Case Study: Control of IAV-S Using Ingelvac Provenza® in a Whole-Herd Approach

Influenza A virus in swine (IAV-S) is considered to be the one of the top 3 diseases threatening productivity in swine herds. IAV-S is hard to control on many farms because it can become endemic from continuous exposure of your pigs to resident IAV-S or as a result of the arrival of replacement animal carrying new strains.1-4 Because pigs are born free of IAV-S (i.e., there is no vertical transmission from the sow) producers can capitalize on this naïve neonatal period by implementing a whole-herd approach (WHA) and ultimately help reduce IAV-S endemicity and its impact in your pigs.5,6

The goal of a WHA is to minimize exposure though good management and husbandry practices while maximizing immunity through timely appropriate vaccination.6 In 2019, Dr. Clayton Johnson, a veterinarian with Carthage Veterinary Service, partnered with Boehringer Ingelheim (BI) to put a WHA to the test in a 6000 sow, closed-herd gilt multiplier with endemic IAV-S, providing IAV-S-shedding pigs to downstream customers and routine IAV-S circulation in the gilt development unit (GDU).

Johnson used a 5-step process to control endemic disease

  1. Identify desired goals
    Control endemic IAV-S

  2. Determine current status
    IAV-S positive in farrowing house and GDU

  3. Understand current constraints

    • GDU: a continuous-flow system with 12 individual wean-to-finish rooms, each housing internal replacement gilts with a 17 day age range
    • Holding rooms: recently weaned pigs being staged for shipping 2x week; the farm had 2 different customers for gilt and farrow weaner pigs
  4. Develop soluion options
    Minimize exposure and maximize immunity using a WHA

  5. Implement and monitor preferred solutions
    Weekly polymerase chain reaction (PCR) testing in farrowing house (udder wipes and piglet nasal swabs), holding rooms (nasal and environmental swabs) and GDU (oral fluid)

Minimizing exposure
Johnson implemented a Danish entry system between rooms in the GDU, with dedicated coveralls and boots for different rooms.

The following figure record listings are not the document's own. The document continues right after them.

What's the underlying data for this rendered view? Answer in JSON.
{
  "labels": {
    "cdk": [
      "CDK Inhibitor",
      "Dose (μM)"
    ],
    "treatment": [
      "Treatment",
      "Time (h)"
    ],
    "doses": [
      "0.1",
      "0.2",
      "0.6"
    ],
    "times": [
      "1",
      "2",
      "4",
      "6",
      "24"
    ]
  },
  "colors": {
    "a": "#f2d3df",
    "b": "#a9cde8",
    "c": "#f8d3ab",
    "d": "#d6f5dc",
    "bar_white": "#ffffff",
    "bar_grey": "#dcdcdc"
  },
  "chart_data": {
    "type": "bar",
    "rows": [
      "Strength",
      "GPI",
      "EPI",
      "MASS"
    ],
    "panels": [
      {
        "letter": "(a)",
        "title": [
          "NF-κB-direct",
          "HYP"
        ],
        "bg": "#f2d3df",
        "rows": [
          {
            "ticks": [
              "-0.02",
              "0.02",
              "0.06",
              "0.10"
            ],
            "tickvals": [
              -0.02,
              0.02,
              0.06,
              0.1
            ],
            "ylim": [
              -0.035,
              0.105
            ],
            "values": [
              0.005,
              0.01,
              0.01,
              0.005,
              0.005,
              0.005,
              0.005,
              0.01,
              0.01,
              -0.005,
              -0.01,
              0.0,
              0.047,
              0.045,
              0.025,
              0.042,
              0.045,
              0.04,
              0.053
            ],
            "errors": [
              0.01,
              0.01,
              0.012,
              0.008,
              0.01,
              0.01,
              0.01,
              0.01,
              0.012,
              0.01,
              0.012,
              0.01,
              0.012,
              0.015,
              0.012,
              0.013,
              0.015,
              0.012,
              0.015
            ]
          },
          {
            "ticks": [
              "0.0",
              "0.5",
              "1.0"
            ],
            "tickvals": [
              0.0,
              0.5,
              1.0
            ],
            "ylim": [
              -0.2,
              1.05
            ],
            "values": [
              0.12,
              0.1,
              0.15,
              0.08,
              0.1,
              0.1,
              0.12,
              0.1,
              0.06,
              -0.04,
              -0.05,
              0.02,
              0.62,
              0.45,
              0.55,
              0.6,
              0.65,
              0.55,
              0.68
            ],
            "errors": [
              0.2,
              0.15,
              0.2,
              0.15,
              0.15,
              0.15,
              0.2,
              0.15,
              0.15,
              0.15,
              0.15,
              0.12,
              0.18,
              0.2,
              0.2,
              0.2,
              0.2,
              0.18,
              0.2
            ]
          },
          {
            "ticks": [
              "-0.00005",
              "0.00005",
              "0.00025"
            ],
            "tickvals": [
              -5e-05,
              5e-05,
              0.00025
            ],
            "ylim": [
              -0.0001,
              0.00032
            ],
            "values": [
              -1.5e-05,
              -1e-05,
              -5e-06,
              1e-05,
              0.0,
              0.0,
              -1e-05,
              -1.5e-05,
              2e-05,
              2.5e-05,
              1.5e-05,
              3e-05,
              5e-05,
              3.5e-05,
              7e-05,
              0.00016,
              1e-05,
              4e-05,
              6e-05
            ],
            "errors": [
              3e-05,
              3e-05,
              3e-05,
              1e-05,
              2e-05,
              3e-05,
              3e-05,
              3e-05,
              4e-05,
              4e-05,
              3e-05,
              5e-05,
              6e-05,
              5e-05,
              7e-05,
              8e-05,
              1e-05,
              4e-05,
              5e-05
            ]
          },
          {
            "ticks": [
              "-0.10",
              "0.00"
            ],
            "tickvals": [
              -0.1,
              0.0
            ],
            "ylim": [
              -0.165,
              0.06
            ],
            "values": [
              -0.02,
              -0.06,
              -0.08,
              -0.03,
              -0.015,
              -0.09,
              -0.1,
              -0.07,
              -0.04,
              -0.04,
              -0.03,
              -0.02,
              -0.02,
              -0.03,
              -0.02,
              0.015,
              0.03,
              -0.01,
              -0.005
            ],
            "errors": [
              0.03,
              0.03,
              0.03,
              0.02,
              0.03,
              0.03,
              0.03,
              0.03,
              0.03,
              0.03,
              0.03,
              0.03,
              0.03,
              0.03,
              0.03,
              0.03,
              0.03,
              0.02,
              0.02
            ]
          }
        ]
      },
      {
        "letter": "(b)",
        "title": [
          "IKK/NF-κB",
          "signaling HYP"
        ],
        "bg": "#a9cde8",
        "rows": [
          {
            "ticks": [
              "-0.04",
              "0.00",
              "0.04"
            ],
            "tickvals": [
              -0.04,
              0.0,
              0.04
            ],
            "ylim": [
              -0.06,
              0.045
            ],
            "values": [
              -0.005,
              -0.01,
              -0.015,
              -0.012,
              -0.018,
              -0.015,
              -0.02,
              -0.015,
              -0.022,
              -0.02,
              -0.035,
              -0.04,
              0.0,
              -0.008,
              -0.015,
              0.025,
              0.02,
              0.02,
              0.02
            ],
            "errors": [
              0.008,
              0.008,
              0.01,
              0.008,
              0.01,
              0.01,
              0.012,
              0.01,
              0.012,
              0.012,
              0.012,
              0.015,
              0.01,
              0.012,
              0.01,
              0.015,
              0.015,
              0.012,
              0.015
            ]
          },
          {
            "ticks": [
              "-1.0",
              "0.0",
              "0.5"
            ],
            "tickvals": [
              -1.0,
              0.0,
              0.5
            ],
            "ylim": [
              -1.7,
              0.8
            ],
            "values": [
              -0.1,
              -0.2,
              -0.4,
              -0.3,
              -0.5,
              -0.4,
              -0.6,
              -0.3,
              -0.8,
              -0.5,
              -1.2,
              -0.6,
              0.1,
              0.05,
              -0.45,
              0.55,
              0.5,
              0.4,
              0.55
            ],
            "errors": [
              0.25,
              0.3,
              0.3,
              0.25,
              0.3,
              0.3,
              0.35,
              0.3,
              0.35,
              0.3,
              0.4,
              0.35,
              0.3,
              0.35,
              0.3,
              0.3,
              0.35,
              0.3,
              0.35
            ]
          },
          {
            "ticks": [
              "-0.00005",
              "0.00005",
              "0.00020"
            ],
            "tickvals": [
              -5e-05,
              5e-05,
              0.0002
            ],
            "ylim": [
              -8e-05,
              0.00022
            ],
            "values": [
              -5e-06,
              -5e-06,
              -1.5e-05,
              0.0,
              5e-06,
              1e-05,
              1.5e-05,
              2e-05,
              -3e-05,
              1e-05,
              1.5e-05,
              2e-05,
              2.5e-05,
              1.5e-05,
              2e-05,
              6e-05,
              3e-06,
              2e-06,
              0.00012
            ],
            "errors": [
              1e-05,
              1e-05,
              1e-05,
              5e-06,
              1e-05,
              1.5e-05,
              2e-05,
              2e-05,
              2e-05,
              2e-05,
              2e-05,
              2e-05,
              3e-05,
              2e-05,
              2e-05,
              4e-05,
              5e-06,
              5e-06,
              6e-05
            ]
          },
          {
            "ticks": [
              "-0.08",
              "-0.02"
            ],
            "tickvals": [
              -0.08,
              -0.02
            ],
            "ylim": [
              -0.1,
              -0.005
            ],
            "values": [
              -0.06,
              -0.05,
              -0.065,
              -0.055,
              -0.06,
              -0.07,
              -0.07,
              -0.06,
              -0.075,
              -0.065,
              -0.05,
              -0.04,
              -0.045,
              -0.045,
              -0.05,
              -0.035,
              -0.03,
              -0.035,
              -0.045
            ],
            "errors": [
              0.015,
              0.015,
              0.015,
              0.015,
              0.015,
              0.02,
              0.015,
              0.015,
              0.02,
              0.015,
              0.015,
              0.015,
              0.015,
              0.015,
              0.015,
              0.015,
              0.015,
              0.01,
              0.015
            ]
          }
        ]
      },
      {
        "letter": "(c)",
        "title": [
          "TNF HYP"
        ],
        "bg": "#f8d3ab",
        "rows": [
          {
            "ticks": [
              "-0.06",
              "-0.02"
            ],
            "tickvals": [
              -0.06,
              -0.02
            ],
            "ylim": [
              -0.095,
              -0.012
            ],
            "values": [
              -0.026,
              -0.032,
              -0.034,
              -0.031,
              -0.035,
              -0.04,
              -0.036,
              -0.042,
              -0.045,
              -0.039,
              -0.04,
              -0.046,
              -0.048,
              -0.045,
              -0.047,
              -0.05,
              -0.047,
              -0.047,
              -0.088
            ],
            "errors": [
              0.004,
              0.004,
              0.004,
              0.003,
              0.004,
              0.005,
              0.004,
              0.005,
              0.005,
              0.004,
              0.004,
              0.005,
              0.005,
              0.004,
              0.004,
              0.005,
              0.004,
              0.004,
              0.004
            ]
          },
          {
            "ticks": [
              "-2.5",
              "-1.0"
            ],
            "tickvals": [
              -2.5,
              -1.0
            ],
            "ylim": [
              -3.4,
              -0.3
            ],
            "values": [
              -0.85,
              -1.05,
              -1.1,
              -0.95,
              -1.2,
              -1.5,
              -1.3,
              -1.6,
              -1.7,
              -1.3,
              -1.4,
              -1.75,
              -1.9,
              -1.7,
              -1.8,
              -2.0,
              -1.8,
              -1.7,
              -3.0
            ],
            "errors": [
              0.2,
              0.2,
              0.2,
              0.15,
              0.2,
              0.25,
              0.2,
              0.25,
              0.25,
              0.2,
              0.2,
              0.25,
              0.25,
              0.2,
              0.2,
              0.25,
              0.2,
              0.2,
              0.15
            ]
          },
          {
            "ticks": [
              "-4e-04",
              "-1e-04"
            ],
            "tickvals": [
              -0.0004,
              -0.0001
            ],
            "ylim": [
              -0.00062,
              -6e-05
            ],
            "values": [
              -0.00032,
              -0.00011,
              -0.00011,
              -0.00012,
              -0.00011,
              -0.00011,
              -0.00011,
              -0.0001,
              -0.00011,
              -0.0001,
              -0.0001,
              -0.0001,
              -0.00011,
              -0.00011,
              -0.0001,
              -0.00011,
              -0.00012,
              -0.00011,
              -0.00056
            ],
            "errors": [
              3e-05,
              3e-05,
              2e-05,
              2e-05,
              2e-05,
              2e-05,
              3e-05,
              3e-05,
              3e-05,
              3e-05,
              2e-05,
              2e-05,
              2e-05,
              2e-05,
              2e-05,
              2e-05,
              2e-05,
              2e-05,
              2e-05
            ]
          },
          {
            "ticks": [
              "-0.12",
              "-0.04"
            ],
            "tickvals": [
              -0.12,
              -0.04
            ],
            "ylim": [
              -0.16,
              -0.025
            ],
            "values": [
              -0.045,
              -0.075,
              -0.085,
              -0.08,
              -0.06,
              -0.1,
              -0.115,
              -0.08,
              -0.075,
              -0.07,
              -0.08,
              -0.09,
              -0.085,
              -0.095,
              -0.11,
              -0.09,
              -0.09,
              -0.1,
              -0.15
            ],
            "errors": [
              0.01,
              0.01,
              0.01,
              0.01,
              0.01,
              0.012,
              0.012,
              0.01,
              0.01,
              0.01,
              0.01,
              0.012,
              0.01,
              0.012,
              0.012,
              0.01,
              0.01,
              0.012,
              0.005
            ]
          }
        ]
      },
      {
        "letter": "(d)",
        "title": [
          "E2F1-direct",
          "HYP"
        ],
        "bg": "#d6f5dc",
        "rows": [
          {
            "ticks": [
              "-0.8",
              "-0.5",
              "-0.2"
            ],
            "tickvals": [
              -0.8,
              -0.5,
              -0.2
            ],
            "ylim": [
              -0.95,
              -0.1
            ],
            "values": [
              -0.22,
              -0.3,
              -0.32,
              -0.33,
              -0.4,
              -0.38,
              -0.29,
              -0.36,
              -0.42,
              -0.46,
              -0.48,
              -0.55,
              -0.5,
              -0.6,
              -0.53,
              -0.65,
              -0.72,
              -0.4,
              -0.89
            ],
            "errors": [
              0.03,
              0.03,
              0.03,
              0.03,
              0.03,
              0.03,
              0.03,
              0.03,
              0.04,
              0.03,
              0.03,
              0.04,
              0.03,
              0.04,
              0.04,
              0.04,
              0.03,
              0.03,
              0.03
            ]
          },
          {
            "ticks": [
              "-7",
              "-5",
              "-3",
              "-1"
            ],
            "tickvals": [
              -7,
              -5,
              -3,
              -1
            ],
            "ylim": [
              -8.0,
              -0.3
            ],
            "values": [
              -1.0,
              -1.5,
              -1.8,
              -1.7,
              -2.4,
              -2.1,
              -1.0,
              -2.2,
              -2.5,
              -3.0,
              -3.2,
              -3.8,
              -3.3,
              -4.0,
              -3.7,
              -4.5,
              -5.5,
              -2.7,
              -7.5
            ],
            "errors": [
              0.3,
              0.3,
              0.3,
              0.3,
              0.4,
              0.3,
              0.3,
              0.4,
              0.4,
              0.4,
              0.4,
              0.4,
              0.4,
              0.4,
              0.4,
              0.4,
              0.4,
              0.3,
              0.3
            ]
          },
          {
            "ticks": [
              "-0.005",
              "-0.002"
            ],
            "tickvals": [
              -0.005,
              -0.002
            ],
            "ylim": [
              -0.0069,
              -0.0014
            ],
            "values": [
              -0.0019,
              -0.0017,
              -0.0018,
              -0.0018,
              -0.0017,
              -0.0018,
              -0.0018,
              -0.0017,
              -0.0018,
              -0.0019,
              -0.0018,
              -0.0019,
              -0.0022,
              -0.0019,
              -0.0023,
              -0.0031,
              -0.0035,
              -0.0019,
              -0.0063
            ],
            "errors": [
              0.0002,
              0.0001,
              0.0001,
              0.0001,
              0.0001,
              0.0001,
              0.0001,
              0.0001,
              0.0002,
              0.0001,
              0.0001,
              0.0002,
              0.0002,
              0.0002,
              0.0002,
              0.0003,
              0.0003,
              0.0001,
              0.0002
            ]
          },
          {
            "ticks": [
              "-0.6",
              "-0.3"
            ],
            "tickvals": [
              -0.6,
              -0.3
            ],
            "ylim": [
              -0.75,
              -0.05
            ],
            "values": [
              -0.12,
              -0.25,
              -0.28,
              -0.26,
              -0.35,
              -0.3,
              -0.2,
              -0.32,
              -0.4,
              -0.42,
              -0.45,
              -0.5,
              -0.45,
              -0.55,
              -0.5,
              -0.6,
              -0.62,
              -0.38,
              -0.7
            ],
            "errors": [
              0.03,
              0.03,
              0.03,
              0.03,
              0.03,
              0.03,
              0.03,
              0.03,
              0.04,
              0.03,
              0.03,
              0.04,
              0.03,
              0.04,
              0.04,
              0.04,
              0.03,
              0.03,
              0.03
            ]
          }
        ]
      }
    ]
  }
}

In holding rooms, Johnson implemented both the danish entry system and an all-in all-out pig flow. All holding rooms were rotated to allow empyting and cleaning, and personnel were encouraged to practice the healthy habits of a WHA by limiting movement of pigs and working young to old in both the farrowing house and GDU.10

Maximizing immunity
Johnson worked with Dr. John Waddell, a senior professional services veterinarian with BI to design an IAV-S vaccination program focused on maximizing immunity in suckling pigs. For 8 weeks, pigs were vaccinated with INGELVAC PROVENZA at birth and at processing. At the start of the program, the GDU was mass vaccinated with INGELVAC PROVENZA to create uniform and strong immunity, while sows were mass vaccinated with an autogenous killed vaccine. The ongoing proram involved pig vaccination at processing and retained gilt vaccination post-weaning with INGELVAC PROVENZA.

A successful outcome
Early results suggest the farm has controlled endemic IAV-S within the herd:

  • Elimination of endemic state
  • Noticeable reduction in coughing in young pigs
  • Improvement in overall health of young pigs and quality of weaned pigs
  • Reduction in prevalence of IAV in the post-weaning period

of whole-herd

Objectives of
whole-herd approach

Johnson is impressed with the outcome: “We don’t have any coughing in any age of pig. That’s unique from a herd that’s been endemic for influenza. Our customers are really happy-they aren’t dealing with the clinical signs that plague many piglets during the early postweaning stages.”